A strong second earned Inglis the championship title, an outcome she had not expected when the riders had pushed off the line in the quiet town center of Deer Trail.

“I was hoping one of us on our team – I didn’t care who – made the top step. We managed to do that so it was a good team effort and it’s exciting,” she said during the podium presentation.

“I’ve been Colorado state criterium champion but never a road race [champion]. That’s something new for me, so that’s exciting.
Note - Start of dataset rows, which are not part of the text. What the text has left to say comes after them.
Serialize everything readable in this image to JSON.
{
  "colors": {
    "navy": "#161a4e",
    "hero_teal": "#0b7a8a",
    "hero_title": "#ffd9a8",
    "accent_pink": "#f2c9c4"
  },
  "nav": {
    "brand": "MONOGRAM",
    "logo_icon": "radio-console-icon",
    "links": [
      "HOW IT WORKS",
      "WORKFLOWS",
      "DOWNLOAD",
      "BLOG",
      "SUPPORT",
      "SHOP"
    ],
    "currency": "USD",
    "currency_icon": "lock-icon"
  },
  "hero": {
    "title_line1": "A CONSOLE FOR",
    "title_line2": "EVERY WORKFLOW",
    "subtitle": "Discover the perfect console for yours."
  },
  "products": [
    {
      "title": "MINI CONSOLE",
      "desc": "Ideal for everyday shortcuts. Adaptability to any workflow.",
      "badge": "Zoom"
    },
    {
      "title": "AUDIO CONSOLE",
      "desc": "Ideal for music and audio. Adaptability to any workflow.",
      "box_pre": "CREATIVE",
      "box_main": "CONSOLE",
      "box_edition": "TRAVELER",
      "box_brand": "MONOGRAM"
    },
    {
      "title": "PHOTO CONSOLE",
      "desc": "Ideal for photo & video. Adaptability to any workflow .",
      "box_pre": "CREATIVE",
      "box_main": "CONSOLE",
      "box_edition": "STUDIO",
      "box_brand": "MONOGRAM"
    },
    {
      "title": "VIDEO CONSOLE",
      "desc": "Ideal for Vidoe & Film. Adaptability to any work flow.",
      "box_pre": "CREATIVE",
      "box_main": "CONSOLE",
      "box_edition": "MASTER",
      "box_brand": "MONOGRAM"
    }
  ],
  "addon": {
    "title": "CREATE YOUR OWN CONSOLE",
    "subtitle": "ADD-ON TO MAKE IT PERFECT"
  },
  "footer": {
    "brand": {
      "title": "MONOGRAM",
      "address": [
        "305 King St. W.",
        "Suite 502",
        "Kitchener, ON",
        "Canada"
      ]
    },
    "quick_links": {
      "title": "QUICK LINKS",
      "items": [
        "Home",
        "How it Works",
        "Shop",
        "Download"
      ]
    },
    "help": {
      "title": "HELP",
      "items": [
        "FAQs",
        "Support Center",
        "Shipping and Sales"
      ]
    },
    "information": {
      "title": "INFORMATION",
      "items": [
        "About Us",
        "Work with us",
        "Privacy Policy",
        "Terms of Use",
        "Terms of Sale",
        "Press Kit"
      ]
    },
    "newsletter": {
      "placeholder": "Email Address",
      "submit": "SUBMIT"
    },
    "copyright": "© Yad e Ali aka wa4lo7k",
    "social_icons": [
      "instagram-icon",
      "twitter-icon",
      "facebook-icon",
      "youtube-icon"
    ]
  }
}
And I think it’s exciting for our team because it’s a first year women’s team, so to get out there and win a road race championship is pretty cool.”

Rivera’s result was also a victory for a first year women’s team, as UnitedHealthcare launched the ladies’ squad this season. The Deer Trail women’s winner said the race figured into her preparation for the Giro d’Italia Femminile where she’ll help Mara Abbott defend her crown.

“I definitely wanted to get a race in before I head off to Europe and start tapering next week…luckily there was a race here and I had a lot of fun racing with the locals here in Colorado and spending some time in Boulder.”

Rivera enjoyed more fun on Sunday. She won a local criterium in Wheat Ridge, a community north of Denver in the Rocky Mountain foothills.

For full results from Deer Trail see the Bicycle Association of Colorado website.

See Part 2, the men’s race and photo gallery.

Deer Trail women's elite race podium (l-r): Gwen Inglis 2nd, Coryn Rivera 1st, Annie Toth 3rd. Podium ceremonies were held in a vintage rodeo grounds building.

Deer Trail women’s elite race podium (l-r): Gwen Inglis 2nd, Coryn Rivera 1st, Annie Toth 3rd. Podium ceremonies were held in a vintage rodeo grounds building.